Le lecteur du Monde Diplomatique assiste médusé à la scène et à son prolongement dans une indifférence partagée de Renan et Mattéo pour Camille, lequel rapplique pour être à nouveau de la partie et essuie de cuisants revers de désintérêts. Comment se peut-il, pense le lecteur, que Renan soit si peu rancunier à l’égard de Mattéo et si ingrat envers Camille ? Comment se peut-il que ces gamins, qui ne connaissent rien à la morale, fasse preuve d’un génie quasi-sadien au moment d’en bafouer les règles ? Le lecteur se sent soudain mal-à-l’aise, il voudrait agir. Face aux problèmes géopolitiques que traite Le Monde Diplo, il n’y a pas de mal à se sentir impuissant, et à se contenter d’adhérer aux amis du journal ou à ATTAC ! Mais là, il ne s’agit pas du conflit israélo-palestinien ni des bases militaires étasuniennes indûment disséminées sur la planète ni de l’oppression des tibétains par une Chine intouchable : il s’agit de deux blancs-becs en culotte courte qui se rendent complices d’un crime de lèse-fraternité ! Ils sont incapables de reconnaître leur commune humanité avec celle de Camille, pourtant leur frère en ce bas monde.

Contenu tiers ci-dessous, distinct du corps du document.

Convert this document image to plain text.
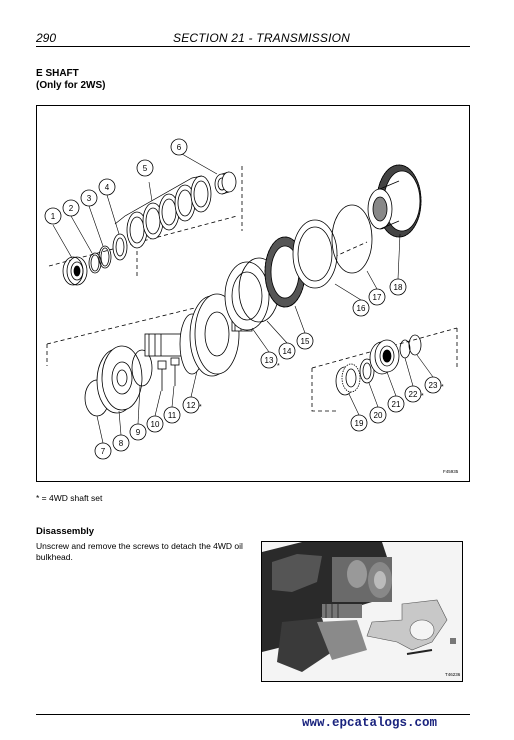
290	SECTION 21 - TRANSMISSION
E SHAFT
(Only for 2WS)
1
2
3
4
5
6
7
8
9
10
11
12
13
14
15
16
17
18
19
20
21
22
23
*
*
*
*
F45935
* = 4WD shaft set
Disassembly
Unscrew and remove the screws to detach the 4WD oil bulkhead.
T46236
www.epcatalogs.com
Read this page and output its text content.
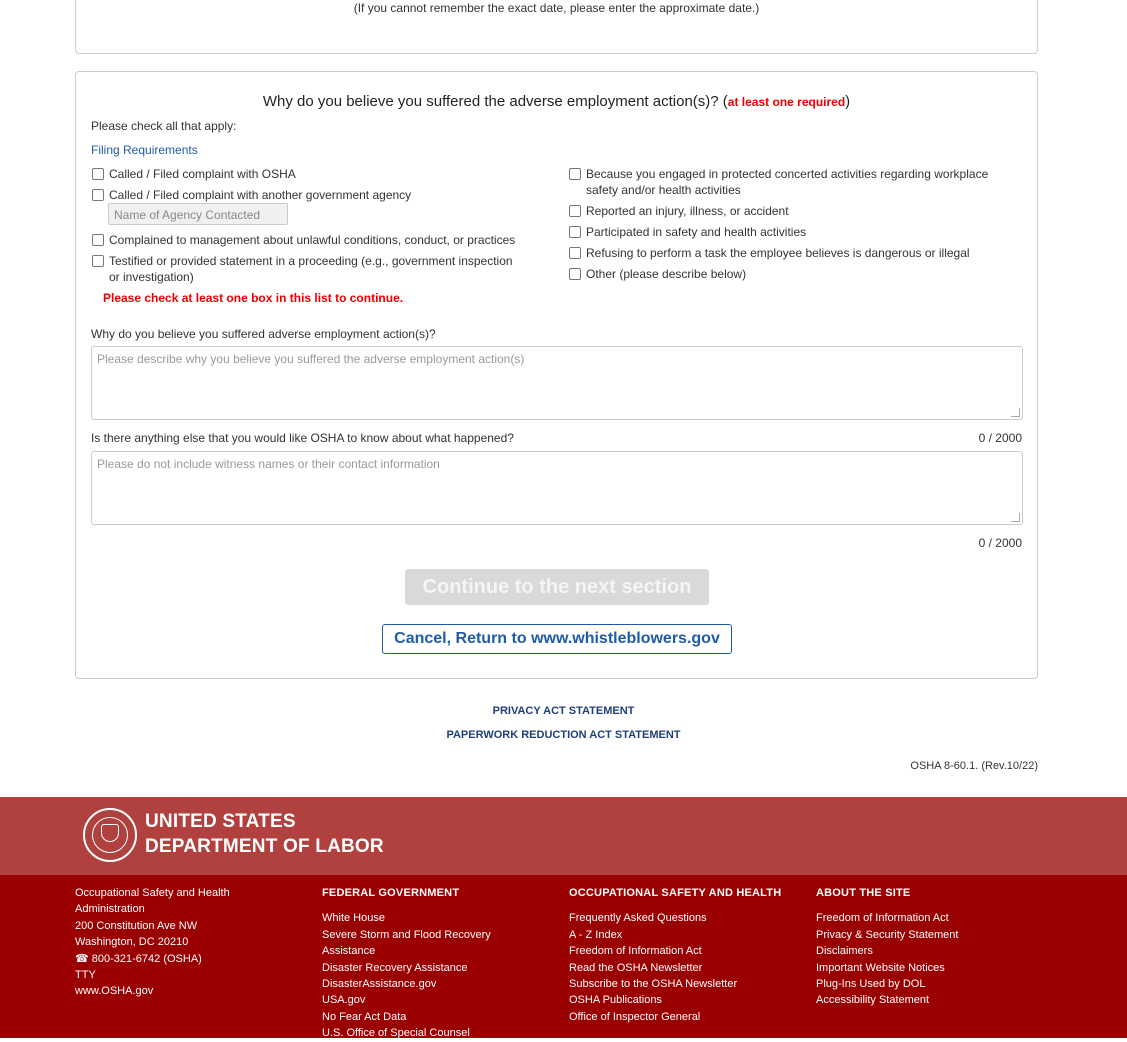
(If you cannot remember the exact date, please enter the approximate date.)
Why do you believe you suffered the adverse employment action(s)? (at least one required)
Please check all that apply:
Filing Requirements
Called / Filed complaint with OSHA
Called / Filed complaint with another government agency
Name of Agency Contacted
Complained to management about unlawful conditions, conduct, or practices
Testified or provided statement in a proceeding (e.g., government inspection or investigation)
Please check at least one box in this list to continue.
Because you engaged in protected concerted activities regarding workplace safety and/or health activities
Reported an injury, illness, or accident
Participated in safety and health activities
Refusing to perform a task the employee believes is dangerous or illegal
Other (please describe below)
Why do you believe you suffered adverse employment action(s)?
Please describe why you believe you suffered the adverse employment action(s)
Is there anything else that you would like OSHA to know about what happened?	0 / 2000
Please do not include witness names or their contact information
0 / 2000
Continue to the next section
Cancel, Return to www.whistleblowers.gov
PRIVACY ACT STATEMENT
PAPERWORK REDUCTION ACT STATEMENT
OSHA 8-60.1. (Rev.10/22)
UNITED STATES
DEPARTMENT OF LABOR
Occupational Safety and Health
Administration
200 Constitution Ave NW
Washington, DC 20210
☎ 800-321-6742 (OSHA)
TTY
www.OSHA.gov
FEDERAL GOVERNMENT
White House
Severe Storm and Flood Recovery
Assistance
Disaster Recovery Assistance
DisasterAssistance.gov
USA.gov
No Fear Act Data
U.S. Office of Special Counsel
OCCUPATIONAL SAFETY AND HEALTH
Frequently Asked Questions
A - Z Index
Freedom of Information Act
Read the OSHA Newsletter
Subscribe to the OSHA Newsletter
OSHA Publications
Office of Inspector General
ABOUT THE SITE
Freedom of Information Act
Privacy & Security Statement
Disclaimers
Important Website Notices
Plug-Ins Used by DOL
Accessibility Statement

Le lecteur sent en lui sourdre la colère des justes. Il se lève et se dirige d’un pas ferme vers l’aréopage fermé des nounous. Étonnées d’une telle visite, elles se tournent vers lui. Il les salue et s’efforce de prendre un ton neutre pour leur déclarer :

- « Vous savez, j’ai l’impression que le petit garçon blond, là-bas, n’est pas très aimé ! Il jouait avec le petit asiatique, et d’un seul coup, quand le petit brun est arrivé, il s’est retrouvé tout seul et les autres l’ont parfaitement ignoré ! »
- « Ah oui », répond l’une d’entre elles, « c’est Camille. Le mercredi, quand Renan n’est pas là, c’est le meilleur ami de Mattéo. Mais dès que Renan et Mattéo sont ensembles, ils l’ignorent complètement. C’est juste que Camille a un an de moins et à cet âge, c’est beaucoup... »
- « Ah...il a un an de moins. On ne dirait pas avec sa taille ! »
- « Oui, il est grand pour son âge. Mais dans les jeux, l’expression et tout ça, ça se voit quand même ! »
- « D’accord, je vois ! »
- «  Mais je comprends que ça vous choque. C’est un peu les jeux du cirque entre les enfants des fois : ils peuvent être impitoyables ! Après, on ne peut pas intervenir tout le temps. Il faut qu’ils apprennent à se débrouiller par eux-mêmes. »
- « Oui c’est sûr... », consent le lecteur d’une petite voix.

Il remercie ces dames pour leurs éclairages et, un peu confus d’avoir reçu une leçon de realpolitik par une nourrice, se décide à quitter cette implacable arène où les passions humaines en formation s’expriment à l’état sauvage et ne sont que mollement domestiquées par la main pragmatique des nounous. Au moment de refermer la porte du square, il se retourne une dernière fois : les petits gladiateurs sont toujours en prise avec l’indomptable présent, occupant l’espace de toute la puissance de leurs désirs de mouvement. Les quadrupèdes n’en finissent pas d’explorer leur rayon d’action de quelques mètres carrés. Mattéo et Renan courent autour d’un oiseau à ressort. Camille est seul et fait du toboggan.